Victor Hugo: The Hunchback of Notre Dame

BOOK NINTH.
CHAPTER 1. DELIRIUM. (continued)

Meanwhile, the day continued to decline. The living being which still existed in him reflected vaguely on retracing its steps. He believed himself to be far away from Paris; on taking his bearings, he perceived that he had only circled the enclosure of the University. The spire of Saint-Sulpice, and the three lofty needles of Saint Germain-des-Prés, rose above the horizon on his right. He turned his steps in that direction. When he heard the brisk challenge of the men-at-arms of the abbey, around the crenelated, circumscribing wall of Saint-Germain, he turned aside, took a path which presented itself between the abbey and the lazar-house of the bourg, and at the expiration of a few minutes found himself on the verge of the Pré-aux-Clercs. This meadow was celebrated by reason of the brawls which went on there night and day; it was the hydra of the poor monks of Saint-Germain: quod mouachis Sancti-Germaini pratensis hydra fuit, clericis nova semper dissidiorum capita suscitantibus. The archdeacon was afraid of meeting some one there; he feared every human countenance; he had just avoided the University and the Bourg Saint-Germain; he wished to re-enter the streets as late as possible. He skirted the Pré-aux-Clercs, took the deserted path which separated it from the Dieu-Neuf, and at last reached the water's edge. There Dom Claude found a boatman, who, for a few farthings in Parisian coinage, rowed him up the Seine as far as the point of the city, and landed him on that tongue of abandoned land where the reader has already beheld Gringoire dreaming, and which was prolonged beyond the king's gardens, parallel to the Ile du Passeur-aux-Vaches.

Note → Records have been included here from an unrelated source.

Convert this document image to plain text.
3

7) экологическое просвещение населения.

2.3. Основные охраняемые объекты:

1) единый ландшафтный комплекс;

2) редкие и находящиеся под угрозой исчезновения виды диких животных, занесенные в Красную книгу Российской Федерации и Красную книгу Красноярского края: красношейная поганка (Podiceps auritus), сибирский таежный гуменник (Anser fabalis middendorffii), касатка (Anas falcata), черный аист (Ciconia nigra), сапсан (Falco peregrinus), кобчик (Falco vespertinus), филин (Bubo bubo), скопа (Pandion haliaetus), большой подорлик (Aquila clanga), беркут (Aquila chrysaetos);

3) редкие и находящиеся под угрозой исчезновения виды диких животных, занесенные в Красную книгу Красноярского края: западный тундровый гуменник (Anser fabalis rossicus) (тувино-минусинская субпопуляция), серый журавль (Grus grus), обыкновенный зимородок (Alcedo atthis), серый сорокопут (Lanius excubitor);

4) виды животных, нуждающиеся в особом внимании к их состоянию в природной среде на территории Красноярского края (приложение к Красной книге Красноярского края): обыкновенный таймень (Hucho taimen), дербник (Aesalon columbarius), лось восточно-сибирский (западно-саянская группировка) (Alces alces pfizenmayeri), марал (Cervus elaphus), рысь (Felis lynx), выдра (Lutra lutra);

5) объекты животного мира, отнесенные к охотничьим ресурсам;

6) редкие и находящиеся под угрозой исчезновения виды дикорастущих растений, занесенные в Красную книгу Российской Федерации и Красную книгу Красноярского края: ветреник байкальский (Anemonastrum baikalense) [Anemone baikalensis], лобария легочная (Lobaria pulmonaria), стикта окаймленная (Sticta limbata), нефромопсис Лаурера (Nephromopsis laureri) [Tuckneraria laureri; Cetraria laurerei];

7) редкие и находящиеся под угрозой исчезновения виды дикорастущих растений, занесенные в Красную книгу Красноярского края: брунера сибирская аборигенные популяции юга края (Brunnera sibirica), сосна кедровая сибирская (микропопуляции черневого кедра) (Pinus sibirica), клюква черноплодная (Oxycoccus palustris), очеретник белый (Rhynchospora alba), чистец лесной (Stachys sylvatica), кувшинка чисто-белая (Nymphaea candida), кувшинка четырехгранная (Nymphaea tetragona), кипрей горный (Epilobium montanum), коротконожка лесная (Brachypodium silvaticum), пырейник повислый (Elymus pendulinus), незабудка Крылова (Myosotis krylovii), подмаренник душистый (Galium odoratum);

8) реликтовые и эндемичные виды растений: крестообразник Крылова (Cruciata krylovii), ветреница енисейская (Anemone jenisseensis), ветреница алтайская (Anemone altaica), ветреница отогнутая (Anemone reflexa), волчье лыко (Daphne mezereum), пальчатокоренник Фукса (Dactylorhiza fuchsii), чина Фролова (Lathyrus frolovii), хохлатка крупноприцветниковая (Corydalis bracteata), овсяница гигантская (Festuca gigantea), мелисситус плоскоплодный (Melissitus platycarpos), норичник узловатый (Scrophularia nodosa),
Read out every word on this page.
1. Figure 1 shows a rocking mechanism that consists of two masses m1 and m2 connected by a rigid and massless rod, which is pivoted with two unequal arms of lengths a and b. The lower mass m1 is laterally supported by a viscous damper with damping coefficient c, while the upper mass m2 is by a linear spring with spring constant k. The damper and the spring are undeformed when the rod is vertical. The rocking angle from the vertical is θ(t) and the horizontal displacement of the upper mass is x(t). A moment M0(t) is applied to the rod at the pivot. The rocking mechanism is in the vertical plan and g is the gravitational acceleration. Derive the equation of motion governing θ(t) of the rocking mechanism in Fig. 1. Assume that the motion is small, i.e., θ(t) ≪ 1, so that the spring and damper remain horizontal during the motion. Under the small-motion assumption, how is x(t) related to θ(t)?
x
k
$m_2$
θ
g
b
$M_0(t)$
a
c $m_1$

The monotonous rocking of the boat and the ripple of the water had, in some sort, quieted the unhappy Claude. When the boatman had taken his departure, he remained standing stupidly on the strand, staring straight before him and perceiving objects only through magnifying oscillations which rendered everything a sort of phantasmagoria to him. The fatigue of a great grief not infrequently produces this effect on the mind.